By adding a few lines to pyproject.toml, you can make your project a package.

New structure
├── my_project
│   └── model.py
├── pyproject.toml
└── scripts
    └── 01_analysis.py
pyproject.toml generated with poetry new my_project
[tool.poetry]
name = "my_project"
version = "0.1.0"
description = ""
authors = ["Appsilon.com <hello@appsilon.com>"]
packages = [{include = "my_project"}]


[tool.poetry.dependencies]
python = "^3.12"

[build-system]
requires = ["poetry-core"]
build-backend = "poetry.core.masonry.api"

and then, after running poetry install && poetry shell you can import model.py in 01_analysis.py with from my_project.model import get_model. 🎉

This is immensely useful, and this knowledge is definitely under-shared in the data science community.

Note

Tapyr of course comes with packaging out of the box, so you don’t have to worry about it.

Installing Poetry-managed packages in a non-Poetry environment

While poetry is a great tool, sometimes you may need to install a package in an environment without poetry. This is the case when deploying a Shiny app on Posit Connect. Fortunately, it’s as easy as running pip install ..

Tip

Note 1: You don’t need poetry on your system to use project with poetry-defined dependencies!

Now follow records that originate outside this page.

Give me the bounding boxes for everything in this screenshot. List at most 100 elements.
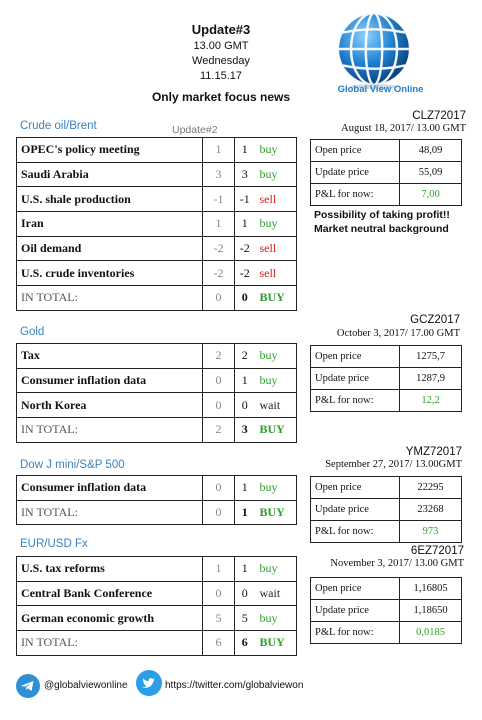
table-row: Update price 23268 [310,498,462,521]
dow-contract-date: September 27, 2017/ 13.00GMT [325,459,462,470]
table-row: German economic growth 5 5 buy [16,605,297,632]
pl-label: P&L for now: [310,389,400,412]
dow-signal-table: Consumer inflation data 0 1 buy IN TOTAL… [16,475,297,526]
dow-contract-code: YMZ72017 [405,446,462,458]
prev-score: 3 [202,161,235,188]
signal: wait [254,392,297,419]
table-row: Open price 1275,7 [310,345,462,368]
table-row: P&L for now: 12,2 [310,389,462,412]
telegram-icon[interactable] [16,674,40,698]
update-time: 13.00 GMT [193,40,249,52]
table-row: Update price 1287,9 [310,367,462,390]
table-row: U.S. crude inventories -2 -2 sell [16,260,297,287]
factor-name: U.S. tax reforms [16,556,203,582]
cur-score: 6 [234,630,255,656]
twitter-url[interactable]: https://twitter.com/globalviewon [165,680,304,691]
signal: BUY [254,417,297,443]
prev-score: 0 [202,475,235,501]
pl-value: 7,00 [399,183,462,206]
table-row: Saudi Arabia 3 3 buy [16,161,297,188]
dow-price-table: Open price 22295 Update price 23268 P&L … [310,476,462,543]
prev-score: 1 [202,137,235,163]
pl-label: P&L for now: [310,621,400,644]
prev-score: 0 [202,392,235,419]
open-price-label: Open price [310,139,400,162]
total-label: IN TOTAL: [16,285,203,311]
eur-section-title: EUR/USD Fx [20,538,88,550]
crude-contract-date: August 18, 2017/ 13.00 GMT [341,123,466,134]
table-row: Consumer inflation data 0 1 buy [16,367,297,394]
signal: BUY [254,499,297,526]
table-row: Consumer inflation data 0 1 buy [16,475,297,501]
crude-contract-code: CLZ72017 [412,110,466,122]
cur-score: 1 [234,137,255,163]
telegram-handle[interactable]: @globalviewonline [44,680,128,691]
signal: buy [254,556,297,582]
page-title: Update#3 [191,22,251,37]
open-price-value: 1275,7 [399,345,462,368]
open-price-label: Open price [310,577,400,600]
cur-score: 1 [234,556,255,582]
crude-price-table: Open price 48,09 Update price 55,09 P&L … [310,139,462,206]
cur-score: 3 [234,417,255,443]
cur-score: 1 [234,475,255,501]
factor-name: Tax [16,343,203,369]
update-price-label: Update price [310,498,400,521]
signal: buy [254,475,297,501]
update2-header: Update#2 [172,124,218,136]
cur-score: 0 [234,392,255,419]
total-row: IN TOTAL: 0 1 BUY [16,499,297,526]
gold-contract-date: October 3, 2017/ 17.00 GMT [336,328,460,339]
signal: sell [254,186,297,213]
focus-subtitle: Only market focus news [151,90,291,104]
prev-score: 0 [202,285,235,311]
cur-score: -2 [234,260,255,287]
profit-note: Possibility of taking profit!! [314,209,450,221]
cur-score: 0 [234,580,255,607]
pl-label: P&L for now: [310,183,400,206]
market-note: Market neutral background [314,223,449,235]
update-price-label: Update price [310,599,400,622]
table-row: U.S. tax reforms 1 1 buy [16,556,297,582]
pl-value: 973 [399,520,462,543]
table-row: P&L for now: 0,0185 [310,621,462,644]
update-price-value: 23268 [399,498,462,521]
factor-name: OPEC's policy meeting [16,137,203,163]
prev-score: -2 [202,235,235,262]
update-price-value: 1,18650 [399,599,462,622]
open-price-value: 1,16805 [399,577,462,600]
prev-score: -1 [202,186,235,213]
eur-signal-table: U.S. tax reforms 1 1 buy Central Bank Co… [16,556,297,656]
table-row: Iran 1 1 buy [16,211,297,237]
cur-score: 2 [234,343,255,369]
open-price-label: Open price [310,345,400,368]
prev-score: 5 [202,605,235,632]
factor-name: Oil demand [16,235,203,262]
prev-score: 0 [202,367,235,394]
prev-score: 6 [202,630,235,656]
factor-name: German economic growth [16,605,203,632]
factor-name: Saudi Arabia [16,161,203,188]
cur-score: 1 [234,211,255,237]
prev-score: 1 [202,556,235,582]
eur-contract-date: November 3, 2017/ 13.00 GMT [330,558,464,569]
table-row: Central Bank Conference 0 0 wait [16,580,297,607]
table-row: OPEC's policy meeting 1 1 buy [16,137,297,163]
factor-name: Central Bank Conference [16,580,203,607]
cur-score: 3 [234,161,255,188]
total-label: IN TOTAL: [16,630,203,656]
prev-score: 0 [202,580,235,607]
table-row: P&L for now: 973 [310,520,462,543]
table-row: Update price 1,18650 [310,599,462,622]
eur-price-table: Open price 1,16805 Update price 1,18650 … [310,577,462,644]
signal: buy [254,605,297,632]
gold-contract-code: GCZ2017 [410,314,460,326]
update-price-value: 55,09 [399,161,462,184]
gold-signal-table: Tax 2 2 buy Consumer inflation data 0 1 … [16,343,297,443]
factor-name: Iran [16,211,203,237]
twitter-icon[interactable] [136,670,162,696]
open-price-label: Open price [310,476,400,499]
crude-section-title: Crude oil/Brent [20,120,97,132]
table-row: Open price 48,09 [310,139,462,162]
total-row: IN TOTAL: 0 0 BUY [16,285,297,311]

Why not conda and when conda?

Conda has its place in the world, but it’s not the best tool for managing dependencies in enterprise-ready projects. It’s good for data science projects, in particular you can install additional, non-python artifacts like r or julia! You can also install cuda drivers with conda, which allows you to have projects that use different versions of cuda on the same machine (important for computing clusters)!

However, conda is not known for its reproducibility nor for its speed. It also don’t provide a built-in packaging system, so you have to use setuptools and setup.py files. It’s just built for a different purpose.

Tip

poetry doesn’t work well with pytorch, but you rarely use it in Shiny apps. Better export your model to onnx and use onnxruntime.